Stacey Ballis - Smaki życia

Tytuł oryginału: Good enough to eat
Tłumaczenie: Agnieszka Myśliwy
Ilość stron: 336
Wydawnictwo: Prószyński i S-ka

Ocena (1-10): 7 – bardzo dobra

               
                Gdy na okładce książki Stacey Ballis „Smaki życia” przeczytałam, że jest to opowieść o kobiecie, która po przejściu na dietę straciła zbędne kilogramy (i męża), ale nie apetyt na życie, czułam, że będzie to jedna z tych książek, które wyłącznie relaksują i bawią. Nie spodziewałam się ambitnej powieści niosącej za sobą wiele głębokich prawd o życiu, ale nastawiłam na miłą, lekką i przyjemną lekturę, która przede wszystkim umili mój czas.

                Melanie, główna bohaterka powieści, jest właścicielką baru ze zdrową żywnością, który zdecydowała się otworzyć, gdy zmierzyła się ze swoją otyłością i zrzuciła kilkadziesiąt zbędnych kilogramów. Gdy wszystko wydaje się zmierzać ku lepszemu, pewnego poranka jej mąż oznajmia, że odchodzi. Co najbardziej zabawne (i tragiczne jednocześnie), Andrew odchodzi do otyłej kobiety. Melanie szybko uświadamia sobie, że jej mąż tak naprawdę nigdy nie chciał, by schudła, wolałby bowiem widzieć ją otyłą. Dzięki pomocy przyjaciół pracujących z nią w jej lokalu, kobieta zaczyna powoli powracać do równowagi, mimo, że sen z powiek spędzają jej coraz częściej problemy finansowe. Tak oto jej współlokatorką zostaje Nadia, młoda dziewczyna, o której właściwie Melanie wie tyle, co nic. Na horyzoncie pojawia się także Nathan, mężczyzna poznany w waszyngtońskim muzeum.
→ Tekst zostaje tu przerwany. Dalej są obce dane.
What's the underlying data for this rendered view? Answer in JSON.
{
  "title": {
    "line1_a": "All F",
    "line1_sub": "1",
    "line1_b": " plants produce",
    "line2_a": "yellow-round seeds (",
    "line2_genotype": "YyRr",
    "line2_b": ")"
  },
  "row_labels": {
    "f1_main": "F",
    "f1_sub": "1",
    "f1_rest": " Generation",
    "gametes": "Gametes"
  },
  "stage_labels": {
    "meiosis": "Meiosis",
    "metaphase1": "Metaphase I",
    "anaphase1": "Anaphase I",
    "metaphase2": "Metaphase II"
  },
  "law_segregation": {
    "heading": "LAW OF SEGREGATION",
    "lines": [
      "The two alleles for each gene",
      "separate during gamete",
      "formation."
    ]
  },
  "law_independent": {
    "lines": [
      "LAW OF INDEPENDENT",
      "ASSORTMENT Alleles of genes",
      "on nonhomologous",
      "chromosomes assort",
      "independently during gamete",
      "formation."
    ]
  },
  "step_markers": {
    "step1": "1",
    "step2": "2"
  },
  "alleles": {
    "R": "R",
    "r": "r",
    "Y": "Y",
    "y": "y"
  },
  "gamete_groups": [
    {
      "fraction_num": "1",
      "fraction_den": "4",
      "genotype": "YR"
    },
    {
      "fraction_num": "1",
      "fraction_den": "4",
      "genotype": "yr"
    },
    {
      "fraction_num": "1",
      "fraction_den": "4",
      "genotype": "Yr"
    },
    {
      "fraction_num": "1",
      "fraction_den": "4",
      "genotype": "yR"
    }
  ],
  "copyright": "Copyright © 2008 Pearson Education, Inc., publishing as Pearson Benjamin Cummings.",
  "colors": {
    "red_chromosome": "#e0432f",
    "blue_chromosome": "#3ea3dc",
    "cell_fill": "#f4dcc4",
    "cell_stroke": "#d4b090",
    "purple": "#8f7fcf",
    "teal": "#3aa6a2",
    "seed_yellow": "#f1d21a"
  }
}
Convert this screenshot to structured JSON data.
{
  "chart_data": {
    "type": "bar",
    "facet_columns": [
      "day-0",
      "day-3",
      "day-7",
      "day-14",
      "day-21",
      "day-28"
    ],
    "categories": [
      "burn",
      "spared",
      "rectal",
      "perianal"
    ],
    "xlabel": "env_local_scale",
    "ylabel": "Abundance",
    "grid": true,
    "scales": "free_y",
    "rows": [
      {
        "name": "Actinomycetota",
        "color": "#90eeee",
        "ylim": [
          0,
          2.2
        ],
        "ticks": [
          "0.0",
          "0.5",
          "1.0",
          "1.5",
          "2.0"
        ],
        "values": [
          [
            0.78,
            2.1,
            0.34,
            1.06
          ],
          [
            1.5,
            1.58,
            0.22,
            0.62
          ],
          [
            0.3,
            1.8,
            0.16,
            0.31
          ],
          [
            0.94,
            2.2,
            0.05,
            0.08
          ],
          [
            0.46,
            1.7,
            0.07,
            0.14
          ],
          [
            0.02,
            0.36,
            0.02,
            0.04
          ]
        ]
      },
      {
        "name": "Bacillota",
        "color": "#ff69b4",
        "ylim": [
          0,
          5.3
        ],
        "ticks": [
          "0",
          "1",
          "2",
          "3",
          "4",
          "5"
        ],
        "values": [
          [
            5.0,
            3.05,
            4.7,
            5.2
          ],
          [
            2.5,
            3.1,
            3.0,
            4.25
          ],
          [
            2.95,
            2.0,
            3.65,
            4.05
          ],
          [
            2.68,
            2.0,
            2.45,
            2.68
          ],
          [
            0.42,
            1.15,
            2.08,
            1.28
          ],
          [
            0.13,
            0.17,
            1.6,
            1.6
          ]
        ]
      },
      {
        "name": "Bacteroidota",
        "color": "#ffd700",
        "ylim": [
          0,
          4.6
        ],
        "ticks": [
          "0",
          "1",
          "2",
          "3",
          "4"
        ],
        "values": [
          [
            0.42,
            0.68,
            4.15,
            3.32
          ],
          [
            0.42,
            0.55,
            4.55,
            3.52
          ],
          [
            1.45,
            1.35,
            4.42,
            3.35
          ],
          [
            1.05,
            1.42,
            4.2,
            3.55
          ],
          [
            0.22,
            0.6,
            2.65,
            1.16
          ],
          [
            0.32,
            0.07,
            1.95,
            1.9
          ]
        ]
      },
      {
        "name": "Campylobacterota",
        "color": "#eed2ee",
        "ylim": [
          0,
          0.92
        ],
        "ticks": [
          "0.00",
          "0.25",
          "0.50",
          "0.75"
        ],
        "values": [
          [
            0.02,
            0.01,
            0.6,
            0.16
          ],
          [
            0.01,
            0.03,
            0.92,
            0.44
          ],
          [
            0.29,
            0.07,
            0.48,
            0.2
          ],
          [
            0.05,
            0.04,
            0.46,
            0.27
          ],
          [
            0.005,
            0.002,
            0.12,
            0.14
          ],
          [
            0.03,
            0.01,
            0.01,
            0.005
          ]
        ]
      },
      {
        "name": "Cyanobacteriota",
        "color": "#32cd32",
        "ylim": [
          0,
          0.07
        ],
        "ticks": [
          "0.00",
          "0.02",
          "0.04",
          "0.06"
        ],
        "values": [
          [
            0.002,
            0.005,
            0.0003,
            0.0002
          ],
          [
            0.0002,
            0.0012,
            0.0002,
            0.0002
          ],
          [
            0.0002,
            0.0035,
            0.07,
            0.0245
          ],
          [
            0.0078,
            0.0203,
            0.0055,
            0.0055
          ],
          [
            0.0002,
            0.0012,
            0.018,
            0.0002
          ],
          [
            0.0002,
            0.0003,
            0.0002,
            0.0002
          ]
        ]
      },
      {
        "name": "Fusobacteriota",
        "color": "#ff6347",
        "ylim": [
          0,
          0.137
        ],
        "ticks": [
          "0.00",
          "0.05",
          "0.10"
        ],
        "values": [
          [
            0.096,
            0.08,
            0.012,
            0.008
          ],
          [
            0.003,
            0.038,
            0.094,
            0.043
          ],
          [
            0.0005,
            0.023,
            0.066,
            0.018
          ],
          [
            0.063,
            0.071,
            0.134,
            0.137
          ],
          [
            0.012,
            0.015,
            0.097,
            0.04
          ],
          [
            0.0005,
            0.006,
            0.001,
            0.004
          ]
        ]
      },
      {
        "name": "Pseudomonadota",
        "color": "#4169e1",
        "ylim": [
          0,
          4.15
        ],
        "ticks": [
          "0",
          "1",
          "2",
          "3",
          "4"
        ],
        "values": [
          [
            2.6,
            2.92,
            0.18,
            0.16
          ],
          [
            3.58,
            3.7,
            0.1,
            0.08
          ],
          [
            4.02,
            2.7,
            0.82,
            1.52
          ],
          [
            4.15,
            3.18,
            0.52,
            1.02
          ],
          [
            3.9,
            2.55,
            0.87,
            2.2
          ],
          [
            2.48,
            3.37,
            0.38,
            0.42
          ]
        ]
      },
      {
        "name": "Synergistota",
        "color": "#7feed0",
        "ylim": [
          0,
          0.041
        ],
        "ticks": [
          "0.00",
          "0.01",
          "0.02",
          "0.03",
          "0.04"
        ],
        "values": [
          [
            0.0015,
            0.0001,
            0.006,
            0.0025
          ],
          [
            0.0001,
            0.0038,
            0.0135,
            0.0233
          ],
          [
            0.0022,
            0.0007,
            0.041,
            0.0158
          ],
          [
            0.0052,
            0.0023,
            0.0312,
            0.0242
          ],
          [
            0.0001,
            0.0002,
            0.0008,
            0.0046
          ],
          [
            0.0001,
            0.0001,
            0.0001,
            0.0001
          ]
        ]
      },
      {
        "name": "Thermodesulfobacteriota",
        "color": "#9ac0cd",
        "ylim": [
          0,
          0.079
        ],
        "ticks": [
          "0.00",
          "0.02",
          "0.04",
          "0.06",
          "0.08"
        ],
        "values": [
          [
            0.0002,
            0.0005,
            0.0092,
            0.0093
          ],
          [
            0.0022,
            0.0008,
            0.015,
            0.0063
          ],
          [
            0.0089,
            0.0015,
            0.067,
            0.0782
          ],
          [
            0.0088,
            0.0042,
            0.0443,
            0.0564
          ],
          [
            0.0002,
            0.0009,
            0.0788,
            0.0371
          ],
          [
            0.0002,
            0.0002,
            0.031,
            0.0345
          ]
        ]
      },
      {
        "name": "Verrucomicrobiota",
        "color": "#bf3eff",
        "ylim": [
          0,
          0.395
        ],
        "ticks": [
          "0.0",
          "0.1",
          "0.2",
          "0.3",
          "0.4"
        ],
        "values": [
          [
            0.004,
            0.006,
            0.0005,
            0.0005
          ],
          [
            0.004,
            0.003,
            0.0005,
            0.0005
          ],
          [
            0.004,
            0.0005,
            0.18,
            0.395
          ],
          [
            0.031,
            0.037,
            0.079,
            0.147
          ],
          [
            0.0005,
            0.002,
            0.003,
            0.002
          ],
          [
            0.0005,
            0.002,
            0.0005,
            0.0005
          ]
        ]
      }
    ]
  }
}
                Zapowiadało się miło i ku mojej uciesze właśnie tak było. Książka Stacey Ballis umiliła mi popołudnie i zrelaksowała. Co najistotniejsze, autorka umiejętnie „przemyciła” w niej wiele istotnych treści dotyczących odchudzania i zdrowego odżywiania, które (co do tego jestem pewna!) mogą pomóc tym, którzy po tę książkę sięgną choćby dlatego, że sami borykają się z problemem zbędnych kilogramów.  

                Można mieć wątpliwości co do samej postaci głównej bohaterki, momentami lekko infantylnej i zachowującej się zupełnie irracjonalnie. Przyznaję, że czasami otwierałam szeroko oczy ze zdumienia nad jej „problemami” (celowy cudzysłów). Mimo to, Smaki życia zaliczam do naprawdę przyjemnych w odbiorze książek. Interesujące przepisy, wiele słów poświęconych zdrowemu jedzeniu… ot, miła lektura na deszczowe popołudnie. No i ta okładka… piękna!